The exercises involved large landing ships, corvettes, small missile and anti-submarine vessels, minesweepers, missile boats, submarines, it was reported.
Russia has been running Zapad exercises roughly every four years since 1999.
The last round of drills took place in September 2021, five months before Russia’s full-scale invasion of Ukraine, which it launched in part from Belarusian territory.
The war games come after Russia flew attack drones into Polish air space which had to be shot down by alliance fighters.


Poland closed its border with Belarus as the UN security council was warned of the dire risk of a new world war, as the Alliance was forced to urgently strengthen its eastern defences.

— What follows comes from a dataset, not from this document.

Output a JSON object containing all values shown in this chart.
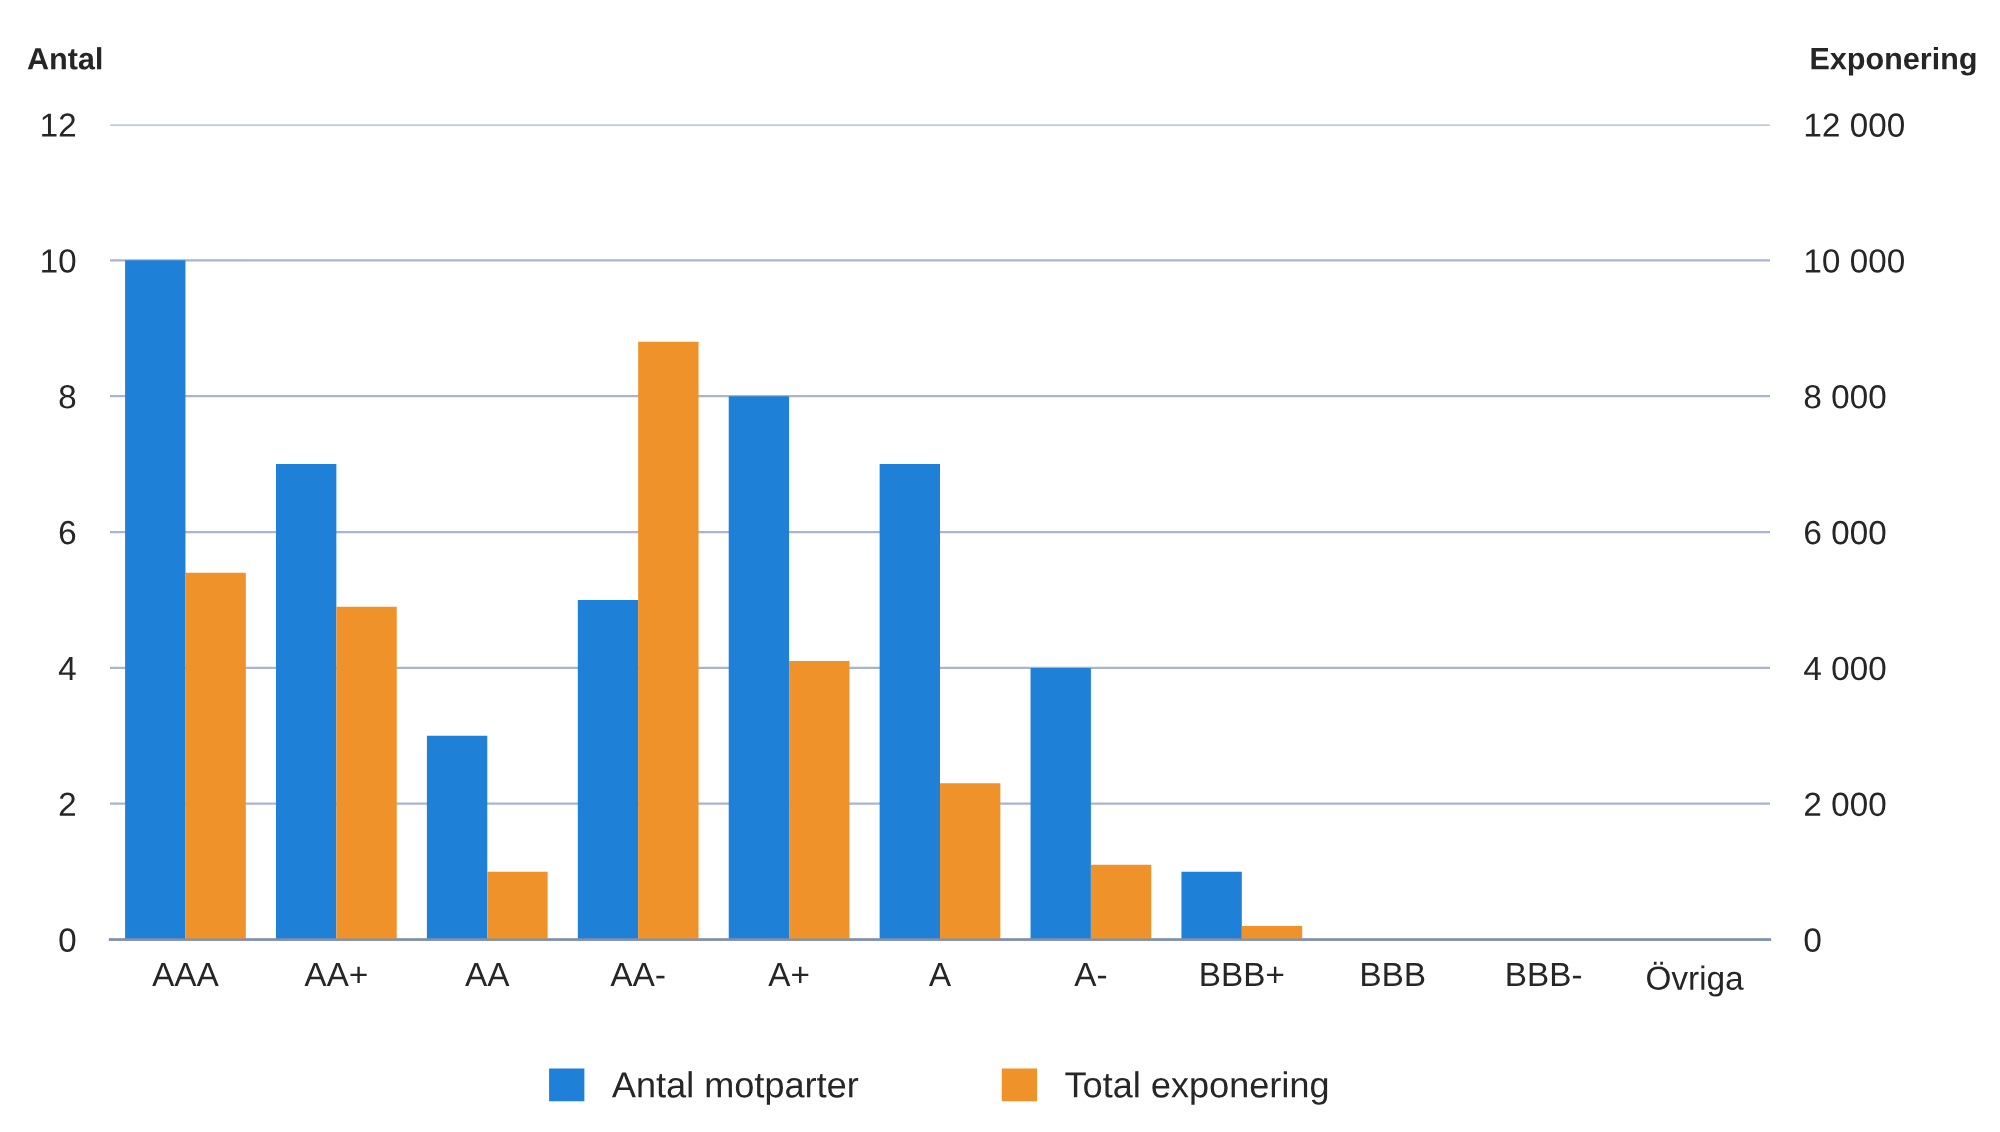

Ukraine’s permanent representative to the UN Andriy Melnyk warned that if Putin’s escalation is not halted ‘tomorrow it could be drones or even missiles falling on Berlin, Paris, or London’.
‘And the day after, who knows, something might even “accidentally” cross the Atlantic,’ he added.
‘Russia is not mocking this council. It is spitting in your face.

‘We are staring into the abyss of a Third World War.’
Meanwhile, Putin highlighted his lack of interest in a settlement in the war with his spokesman signalling that peace negotiations with Ukraine were now on ‘pause’.
Neither Poland nor NATO has yet given a full account of what they suspect the drones were doing.
NATO also faces questions about whether foreign drones should even be able to enter its airspace and how well equipped it is to deal with such threats.